The landownership changes, along with other land-use proposals in the Yakima River basin, will increase long-term costs to county government and increase landowners’ tax burden, Jewell said earlier this week.
These can be made up for in a variety of ways, Jewell said.
“What we are asking for is realistic and, frankly, very conservative,” Jewell told a basinwide committee. “We know there will be criticisms to what we want, but we have a responsibility to the citizens of Kittitas County.”
Purchasing private land
The purchase of 71,000 acres of privately owned shrub-steppe and forested lands, mostly in Kittitas County, is part of the Yakima River Basin Integrated Water Resource Management Plan. Its goal is to lessen for years to come the impact of droughts in the three-county basin that already has more demands put upon it for water than the amount it annually produces.

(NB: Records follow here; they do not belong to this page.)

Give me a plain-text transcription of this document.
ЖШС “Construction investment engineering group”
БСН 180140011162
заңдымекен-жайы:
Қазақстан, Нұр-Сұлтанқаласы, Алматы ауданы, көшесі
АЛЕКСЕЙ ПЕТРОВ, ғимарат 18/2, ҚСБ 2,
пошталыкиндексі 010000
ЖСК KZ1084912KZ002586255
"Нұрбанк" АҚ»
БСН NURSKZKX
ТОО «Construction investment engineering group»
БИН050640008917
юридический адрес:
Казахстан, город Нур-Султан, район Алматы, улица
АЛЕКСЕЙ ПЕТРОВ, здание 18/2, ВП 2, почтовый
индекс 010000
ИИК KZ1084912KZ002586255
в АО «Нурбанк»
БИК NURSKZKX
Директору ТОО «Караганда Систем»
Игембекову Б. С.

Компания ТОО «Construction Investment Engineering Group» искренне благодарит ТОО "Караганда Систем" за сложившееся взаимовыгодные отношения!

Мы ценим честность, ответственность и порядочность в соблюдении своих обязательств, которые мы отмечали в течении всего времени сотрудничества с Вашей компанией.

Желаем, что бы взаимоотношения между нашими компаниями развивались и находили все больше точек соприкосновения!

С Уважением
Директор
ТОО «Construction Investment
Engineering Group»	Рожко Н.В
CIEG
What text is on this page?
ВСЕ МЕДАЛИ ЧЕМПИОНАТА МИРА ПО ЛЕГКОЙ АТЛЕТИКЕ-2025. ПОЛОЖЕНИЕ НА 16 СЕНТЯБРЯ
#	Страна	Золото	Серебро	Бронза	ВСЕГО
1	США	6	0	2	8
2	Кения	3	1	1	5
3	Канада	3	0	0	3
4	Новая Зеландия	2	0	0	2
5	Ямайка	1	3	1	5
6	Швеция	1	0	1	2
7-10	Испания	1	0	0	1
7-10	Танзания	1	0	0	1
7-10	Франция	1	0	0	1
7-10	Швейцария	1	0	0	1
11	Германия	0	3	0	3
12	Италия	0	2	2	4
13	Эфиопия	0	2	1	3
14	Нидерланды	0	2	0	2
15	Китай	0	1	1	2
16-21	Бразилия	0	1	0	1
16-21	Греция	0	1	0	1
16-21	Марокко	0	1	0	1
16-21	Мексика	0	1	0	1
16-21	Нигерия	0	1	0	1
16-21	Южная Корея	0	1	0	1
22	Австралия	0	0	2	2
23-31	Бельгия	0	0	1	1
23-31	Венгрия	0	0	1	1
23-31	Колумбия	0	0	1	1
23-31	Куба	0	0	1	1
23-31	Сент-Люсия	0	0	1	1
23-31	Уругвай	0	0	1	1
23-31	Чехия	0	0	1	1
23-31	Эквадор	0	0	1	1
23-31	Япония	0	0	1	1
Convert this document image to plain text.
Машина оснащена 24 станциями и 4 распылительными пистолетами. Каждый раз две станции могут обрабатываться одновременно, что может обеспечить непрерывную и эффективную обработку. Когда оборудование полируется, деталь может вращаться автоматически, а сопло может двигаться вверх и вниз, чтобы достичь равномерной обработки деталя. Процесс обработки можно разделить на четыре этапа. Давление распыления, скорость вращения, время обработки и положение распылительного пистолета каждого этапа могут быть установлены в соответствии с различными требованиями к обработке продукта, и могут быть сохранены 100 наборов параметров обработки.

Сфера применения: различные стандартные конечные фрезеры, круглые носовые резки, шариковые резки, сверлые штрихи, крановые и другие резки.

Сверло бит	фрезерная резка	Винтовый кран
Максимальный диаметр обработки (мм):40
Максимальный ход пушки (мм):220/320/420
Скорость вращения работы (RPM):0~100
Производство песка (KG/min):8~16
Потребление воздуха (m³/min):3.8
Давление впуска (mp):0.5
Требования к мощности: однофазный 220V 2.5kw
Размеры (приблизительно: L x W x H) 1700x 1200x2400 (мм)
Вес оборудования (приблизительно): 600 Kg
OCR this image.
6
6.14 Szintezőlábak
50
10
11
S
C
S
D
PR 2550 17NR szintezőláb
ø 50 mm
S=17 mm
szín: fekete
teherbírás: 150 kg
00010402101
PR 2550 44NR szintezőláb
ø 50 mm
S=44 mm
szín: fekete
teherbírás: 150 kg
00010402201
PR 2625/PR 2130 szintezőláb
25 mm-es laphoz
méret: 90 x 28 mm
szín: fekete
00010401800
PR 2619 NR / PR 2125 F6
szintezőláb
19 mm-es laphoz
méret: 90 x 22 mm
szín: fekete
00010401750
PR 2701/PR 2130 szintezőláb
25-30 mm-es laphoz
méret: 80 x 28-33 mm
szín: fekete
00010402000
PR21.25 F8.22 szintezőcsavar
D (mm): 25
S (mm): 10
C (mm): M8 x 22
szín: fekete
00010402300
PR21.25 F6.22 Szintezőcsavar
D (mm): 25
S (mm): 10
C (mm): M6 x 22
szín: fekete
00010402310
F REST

The plan is a 20-year, $5 billion government-funded effort to increase basin water supplies for fish runs, wildlife habitat, irrigation and domestic uses, along with improving fish passage.
The future purchase of the lands is aimed at protecting the ecosystem of the Yakima River system’s water shed from development and to enhance its natural features to preserve the quantity and quality of water supplies.
The purchases of privately held lands in the Yakima Canyon, areas in the headwaters of Manastash Creek, Taneum Creek and the Little Naches River and high elevation portions of the Teanaway River Basin also are to offset the impact of enlarging a Cascade mountain reservoir and building a new one in the Yakima Canyon.